Re: Is it really a question of Presidential Authority?
by
Joe_JP
10/14/2007, 9:10 AM #
One claim made was that the issue was not properly in front of the court, since it was a matter of procedural default that cannot be re-opened in this fashion. The treaty right is no longer properly raised, even if it exists.
Others argue that the treaty does not supply a person the right to bring a case like this, only setting up an obligation between nations that can be enforced by common agreement. IOW, the int'l tribunal's ruling was wrong for offerring this type of relief -- a hearing in state court for a matter already decided (it was 14-1, the U.S. dissented) and Bush has no power to selectively enforce it (he argued that he did not have to enforce it, but did so as a matter of policy in this case -- since he was not compelled to do so, he didn't have the power to interfere in this fashion).

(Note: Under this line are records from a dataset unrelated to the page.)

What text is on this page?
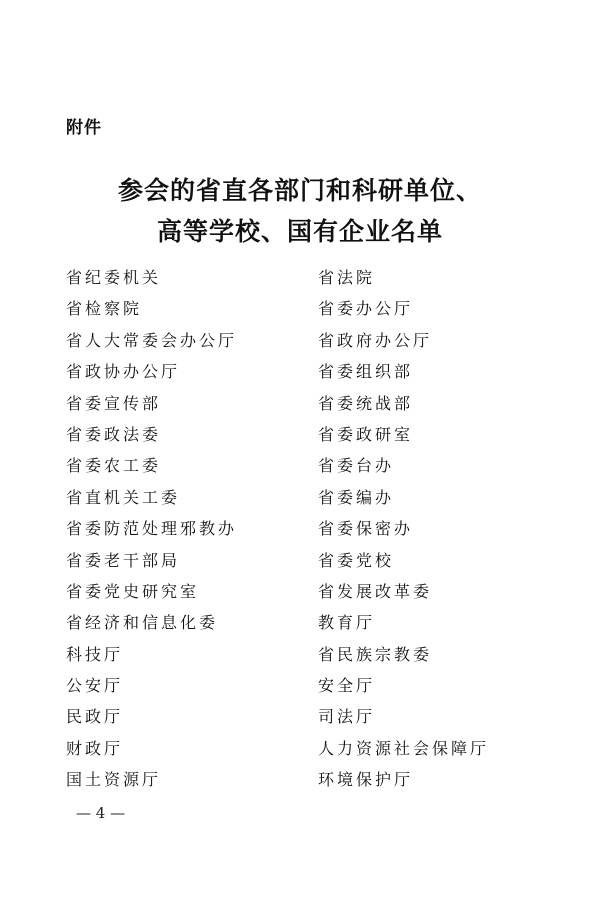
附件
参会的省直各部门和科研单位、
高等学校、国有企业名单
省纪委机关	省法院
省检察院	省委办公厅
省人大常委会办公厅	省政府办公厅
省政协办公厅	省委组织部
省委宣传部	省委统战部
省委政法委	省委政研室
省委农工委	省委台办
省直机关工委	省委编办
省委防范处理邪教办	省委保密办
省委老干部局	省委党校
省委党史研究室	省发展改革委
省经济和信息化委	教育厅
科技厅	省民族宗教委
公安厅	安全厅
民政厅	司法厅
财政厅	人力资源社会保障厅
国土资源厅	环境保护厅
— 4 —
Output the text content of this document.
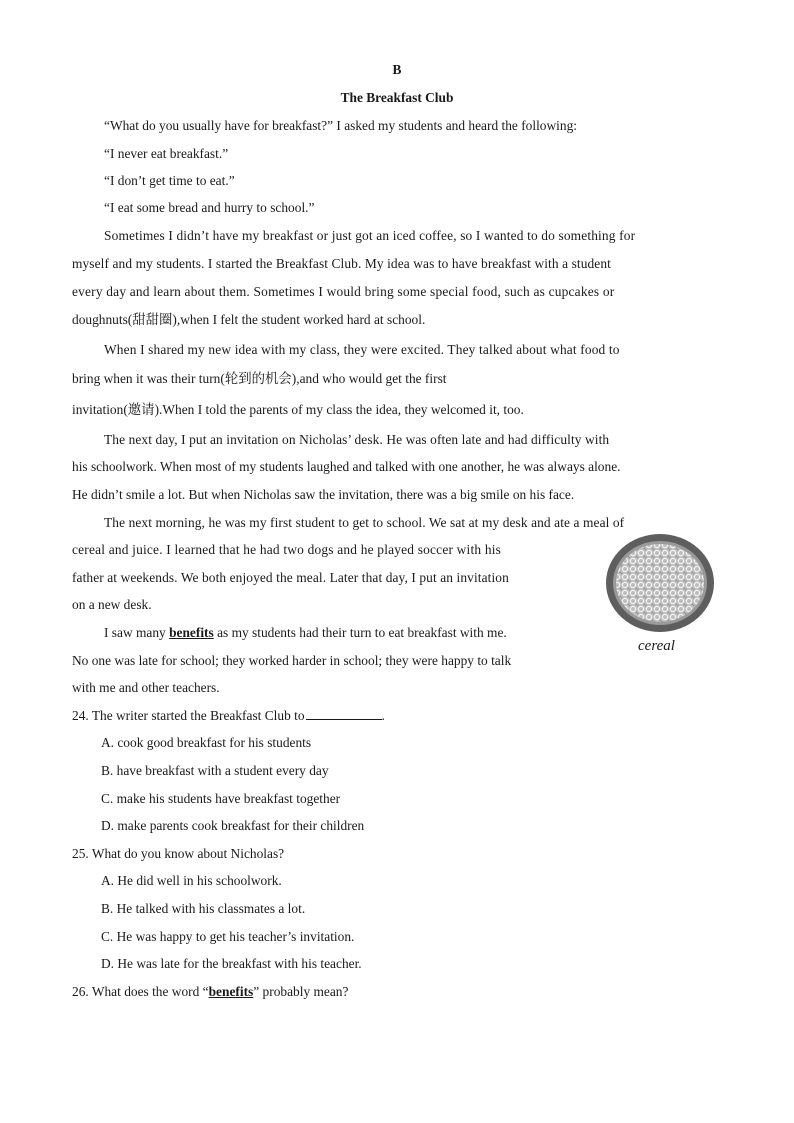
B
The Breakfast Club
“What do you usually have for breakfast?” I asked my students and heard the following:
“I never eat breakfast.”
“I don’t get time to eat.”
“I eat some bread and hurry to school.”
Sometimes I didn’t have my breakfast or just got an iced coffee, so I wanted to do something for
myself and my students. I started the Breakfast Club. My idea was to have breakfast with a student
every day and learn about them. Sometimes I would bring some special food, such as cupcakes or
doughnuts(甜甜圈),when I felt the student worked hard at school.
When I shared my new idea with my class, they were excited. They talked about what food to
bring when it was their turn(轮到的机会),and who would get the first
invitation(邀请).When I told the parents of my class the idea, they welcomed it, too.
The next day, I put an invitation on Nicholas’ desk. He was often late and had difficulty with
his schoolwork. When most of my students laughed and talked with one another, he was always alone.
He didn’t smile a lot. But when Nicholas saw the invitation, there was a big smile on his face.
The next morning, he was my first student to get to school. We sat at my desk and ate a meal of
cereal and juice. I learned that he had two dogs and he played soccer with his
father at weekends. We both enjoyed the meal. Later that day, I put an invitation
on a new desk.
I saw many benefits as my students had their turn to eat breakfast with me.
No one was late for school; they worked harder in school; they were happy to talk
with me and other teachers.
cereal
24. The writer started the Breakfast Club to	.
A. cook good breakfast for his students
B. have breakfast with a student every day
C. make his students have breakfast together
D. make parents cook breakfast for their children
25. What do you know about Nicholas?
A. He did well in his schoolwork.
B. He talked with his classmates a lot.
C. He was happy to get his teacher’s invitation.
D. He was late for the breakfast with his teacher.
26. What does the word “benefits” probably mean?
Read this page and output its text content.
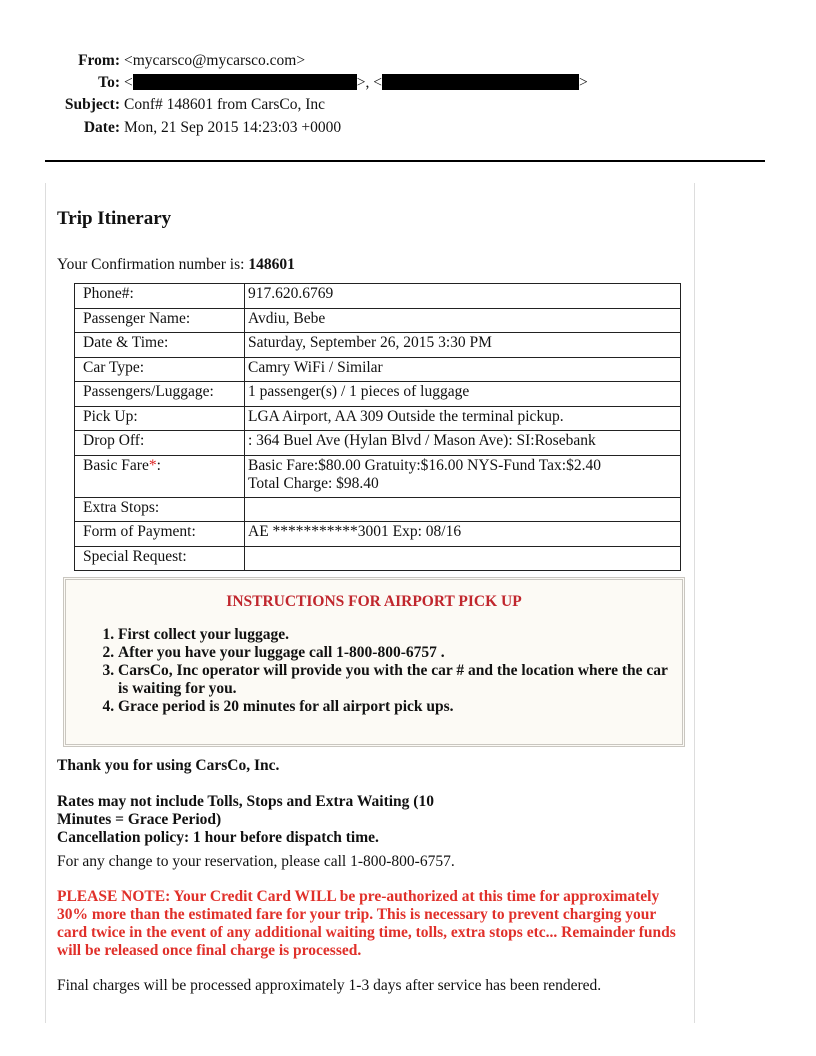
From: <mycarsco@mycarsco.com>
To: <	>, <	>
Subject: Conf# 148601 from CarsCo, Inc
Date: Mon, 21 Sep 2015 14:23:03 +0000
Trip Itinerary
Your Confirmation number is: 148601
Phone#:	917.620.6769
Passenger Name:	Avdiu, Bebe
Date & Time:	Saturday, September 26, 2015 3:30 PM
Car Type:	Camry WiFi / Similar
Passengers/Luggage:	1 passenger(s) / 1 pieces of luggage
Pick Up:	LGA Airport, AA 309 Outside the terminal pickup.
Drop Off:	: 364 Buel Ave (Hylan Blvd / Mason Ave): SI:Rosebank
Basic Fare*:	Basic Fare:$80.00 Gratuity:$16.00 NYS-Fund Tax:$2.40
Total Charge: $98.40

Extra Stops:	
Form of Payment:	AE ***********3001 Exp: 08/16
Special Request:	
INSTRUCTIONS FOR AIRPORT PICK UP
1. First collect your luggage.
2. After you have your luggage call 1-800-800-6757 .
3. CarsCo, Inc operator will provide you with the car # and the location where the car is waiting for you.
4. Grace period is 20 minutes for all airport pick ups.
Thank you for using CarsCo, Inc.
Rates may not include Tolls, Stops and Extra Waiting (10 Minutes = Grace Period)
Cancellation policy: 1 hour before dispatch time.
For any change to your reservation, please call 1-800-800-6757.
PLEASE NOTE: Your Credit Card WILL be pre-authorized at this time for approximately 30% more than the estimated fare for your trip. This is necessary to prevent charging your card twice in the event of any additional waiting time, tolls, extra stops etc... Remainder funds will be released once final charge is processed.
Final charges will be processed approximately 1-3 days after service has been rendered.
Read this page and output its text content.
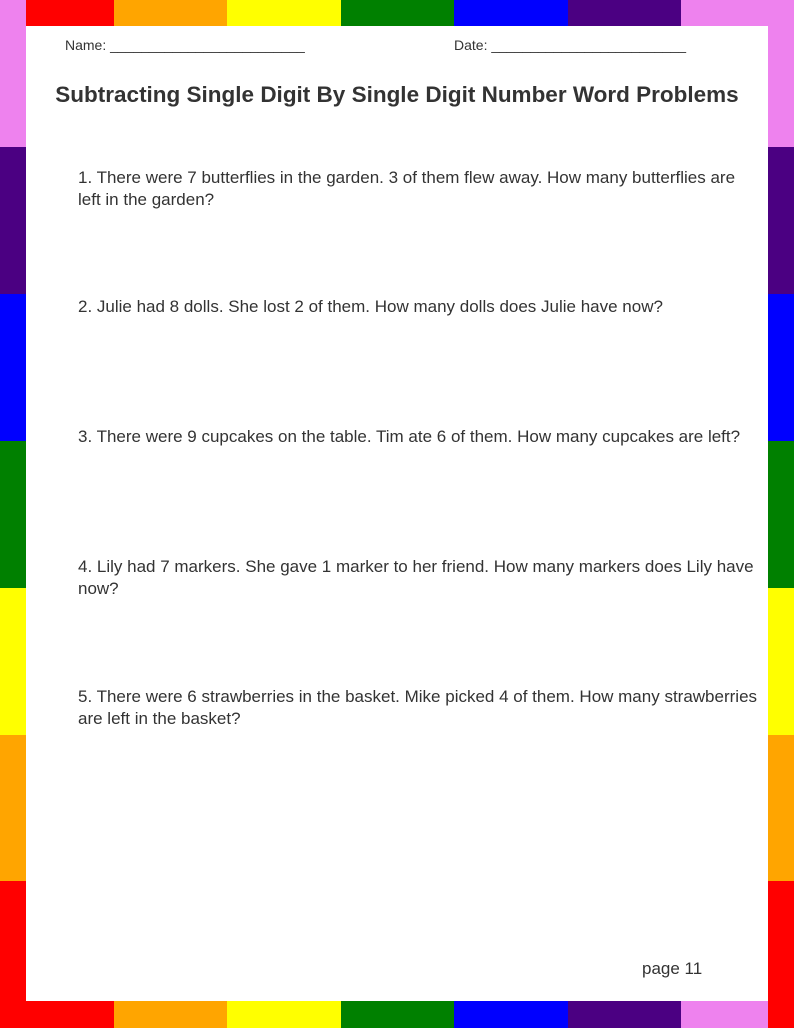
Name: _________________________	Date: _________________________
Subtracting Single Digit By Single Digit Number Word Problems
1. There were 7 butterflies in the garden. 3 of them flew away. How many butterflies are left in the garden?
2. Julie had 8 dolls. She lost 2 of them. How many dolls does Julie have now?
3. There were 9 cupcakes on the table. Tim ate 6 of them. How many cupcakes are left?
4. Lily had 7 markers. She gave 1 marker to her friend. How many markers does Lily have now?
5. There were 6 strawberries in the basket. Mike picked 4 of them. How many strawberries are left in the basket?
page 11
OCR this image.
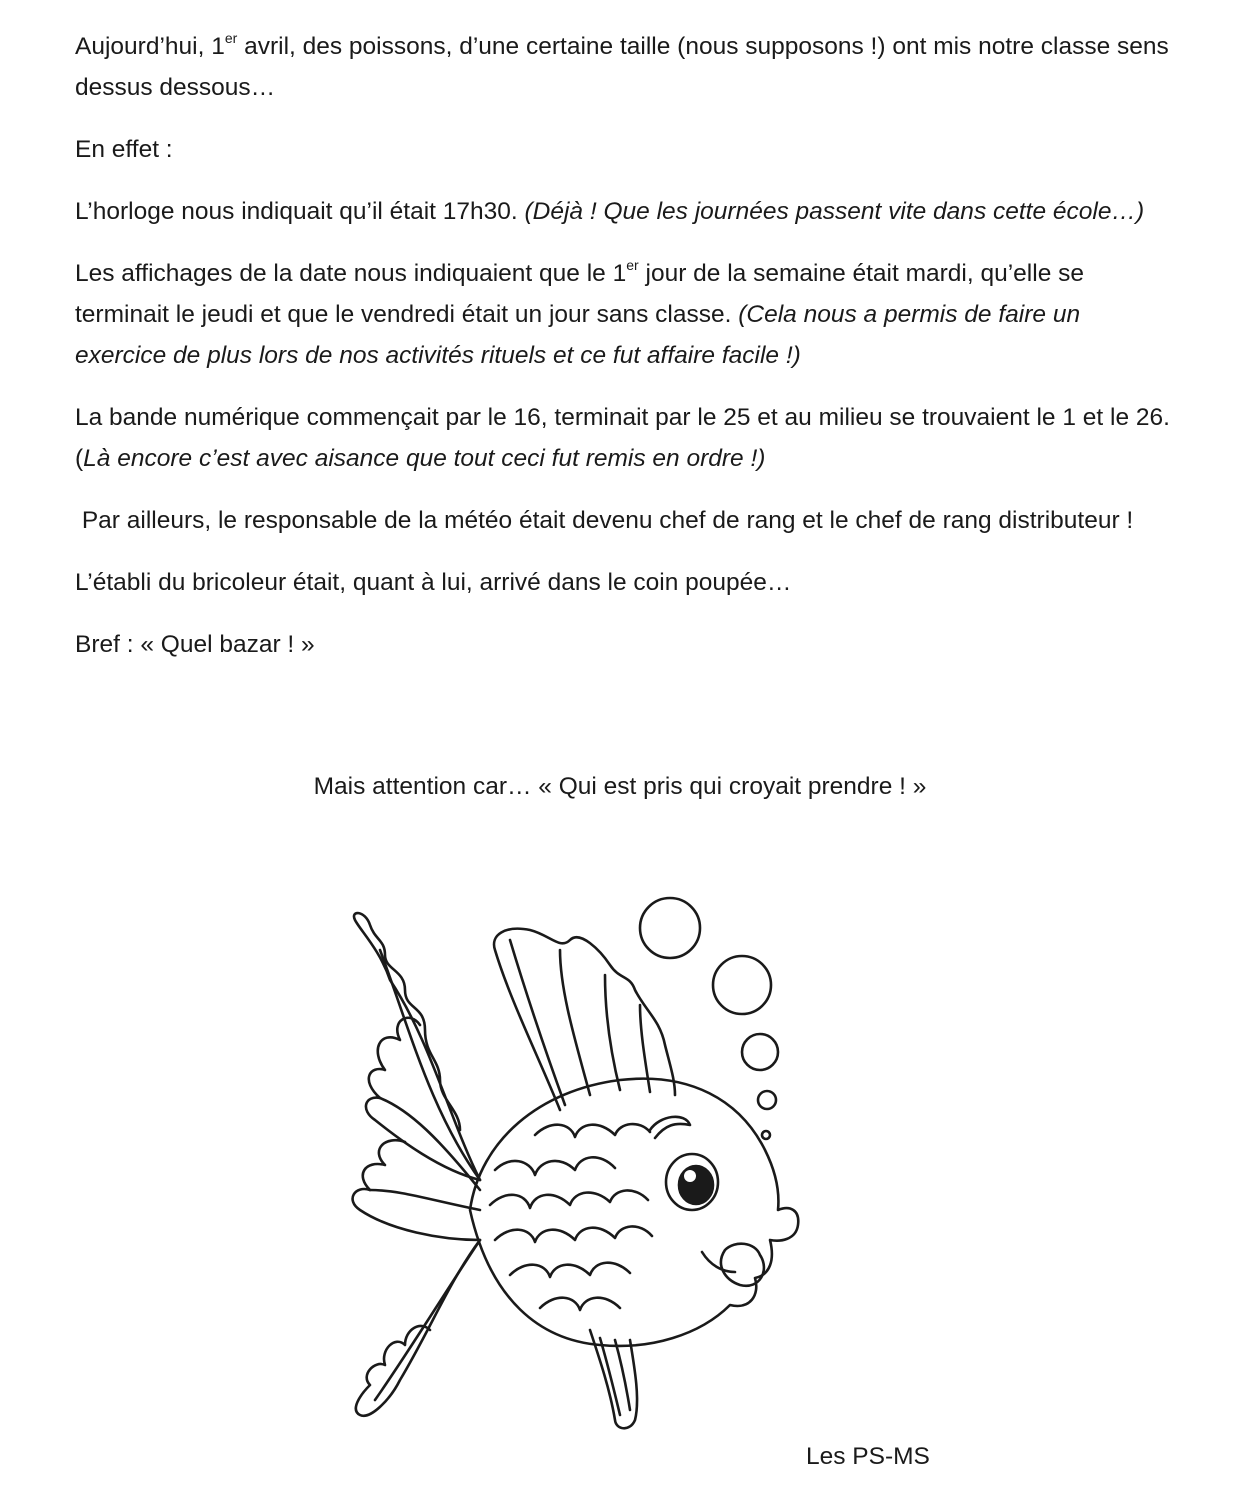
Aujourd’hui, 1er avril, des poissons, d’une certaine taille (nous supposons !) ont mis notre classe sens dessus dessous…

En effet :

L’horloge nous indiquait qu’il était 17h30. (Déjà ! Que les journées passent vite dans cette école…)

Les affichages de la date nous indiquaient que le 1er jour de la semaine était mardi, qu’elle se terminait le jeudi et que le vendredi était un jour sans classe. (Cela nous a permis de faire un exercice de plus lors de nos activités rituels et ce fut affaire facile !)

La bande numérique commençait par le 16, terminait par le 25 et au milieu se trouvaient le 1 et le 26. (Là encore c’est avec aisance que tout ceci fut remis en ordre !)

Par ailleurs, le responsable de la météo était devenu chef de rang et le chef de rang distributeur !

L’établi du bricoleur était, quant à lui, arrivé dans le coin poupée…

Bref : « Quel bazar ! »

Mais attention car… « Qui est pris qui croyait prendre ! »
Les PS-MS
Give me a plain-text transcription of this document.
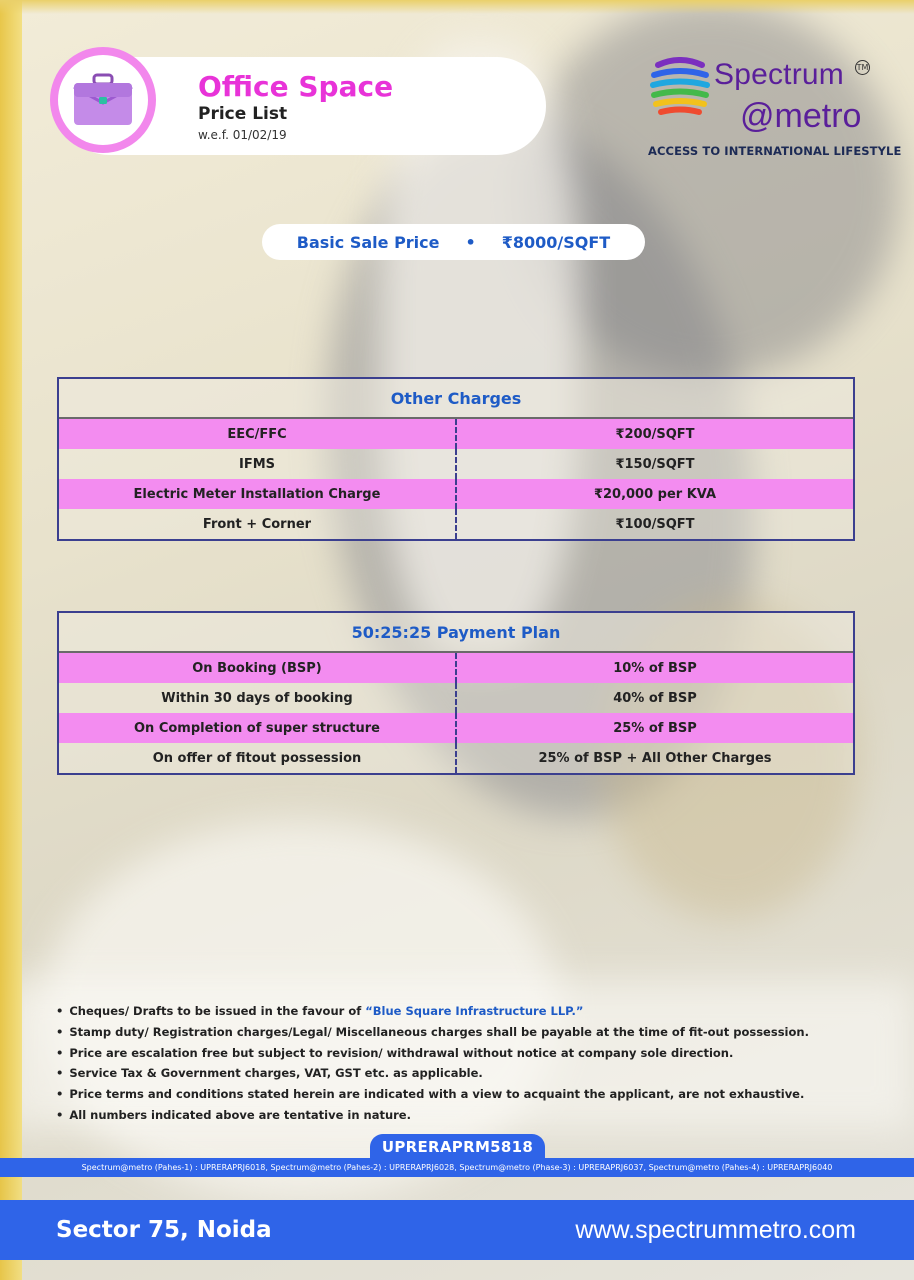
Office Space
Price List
w.e.f. 01/02/19
Spectrum TM
@metro
ACCESS TO INTERNATIONAL LIFESTYLE
Basic Sale Price • ₹8000/SQFT
Other Charges
EEC/FFC	₹200/SQFT
IFMS	₹150/SQFT
Electric Meter Installation Charge	₹20,000 per KVA
Front + Corner	₹100/SQFT
50:25:25 Payment Plan
On Booking (BSP)	10% of BSP
Within 30 days of booking	40% of BSP
On Completion of super structure	25% of BSP
On offer of fitout possession	25% of BSP + All Other Charges
• Cheques/ Drafts to be issued in the favour of “Blue Square Infrastructure LLP.”
• Stamp duty/ Registration charges/Legal/ Miscellaneous charges shall be payable at the time of fit-out possession.
• Price are escalation free but subject to revision/ withdrawal without notice at company sole direction.
• Service Tax & Government charges, VAT, GST etc. as applicable.
• Price terms and conditions stated herein are indicated with a view to acquaint the applicant, are not exhaustive.
• All numbers indicated above are tentative in nature.
UPRERAPRM5818
Spectrum@metro (Pahes-1) : UPRERAPRJ6018, Spectrum@metro (Pahes-2) : UPRERAPRJ6028, Spectrum@metro (Phase-3) : UPRERAPRJ6037, Spectrum@metro (Pahes-4) : UPRERAPRJ6040
Sector 75, Noida	www.spectrummetro.com
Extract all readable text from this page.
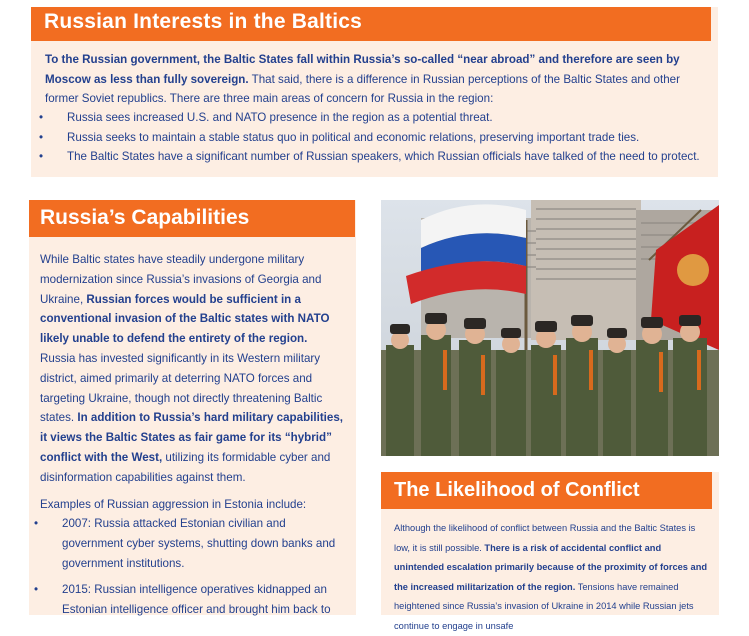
Russian Interests in the Baltics

To the Russian government, the Baltic States fall within Russia’s so-called “near abroad” and therefore are seen by Moscow as less than fully sovereign. That said, there is a difference in Russian perceptions of the Baltic States and other former Soviet republics. There are three main areas of concern for Russia in the region:

• Russia sees increased U.S. and NATO presence in the region as a potential threat.
• Russia seeks to maintain a stable status quo in political and economic relations, preserving important trade ties.
• The Baltic States have a significant number of Russian speakers, which Russian officials have talked of the need to protect.
Russia’s Capabilities

While Baltic states have steadily undergone military modernization since Russia’s invasions of Georgia and Ukraine, Russian forces would be sufficient in a conventional invasion of the Baltic states with NATO likely unable to defend the entirety of the region. Russia has invested significantly in its Western military district, aimed primarily at deterring NATO forces and targeting Ukraine, though not directly threatening Baltic states. In addition to Russia’s hard military capabilities, it views the Baltic States as fair game for its “hybrid” conflict with the West, utilizing its formidable cyber and disinformation capabilities against them.

Examples of Russian aggression in Estonia include:

• 2007: Russia attacked Estonian civilian and government cyber systems, shutting down banks and government institutions.
• 2015: Russian intelligence operatives kidnapped an Estonian intelligence officer and brought him back to
The Likelihood of Conflict

Although the likelihood of conflict between Russia and the Baltic States is low, it is still possible. There is a risk of accidental conflict and unintended escalation primarily because of the proximity of forces and the increased militarization of the region. Tensions have remained heightened since Russia’s invasion of Ukraine in 2014 while Russian jets continue to engage in unsafe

They point out that Medellin can argue the court was right, but the way to do this is go to the courts, not have the President via a memo do it. This might be a distinction w/o a difference if people are right about what the treaty requires, but in reality it is likely the Texas courts would interpret the treaty differently (or raise some other issue, as noted above) and the Supreme Court would be liable not to decide to take the case, given so few are taken and the conservatives are not very gung ho about the matter anyway.
Finally, if Congress passed an enabling law that required states to reopen a case like this, it might be different, again since clear law was involved, not voluntary presidential policy. And, the relief offered -- opening the case again etc. -- is not an obvious obligation to the treaty as compared to notifying the consulate to begin with. Think of it as some sort of 'exclusionary rule' matter where the issue is not the power to search in the first place, but dropping the case for using the wrongly seized items long after the fact.
It might be a legitimate way of enforcement, but the way to go about it would be different than a memo that could go the other way, so is a pretty arbitrary way of interfering with state judicial decision making. So is the arguments made, more or less.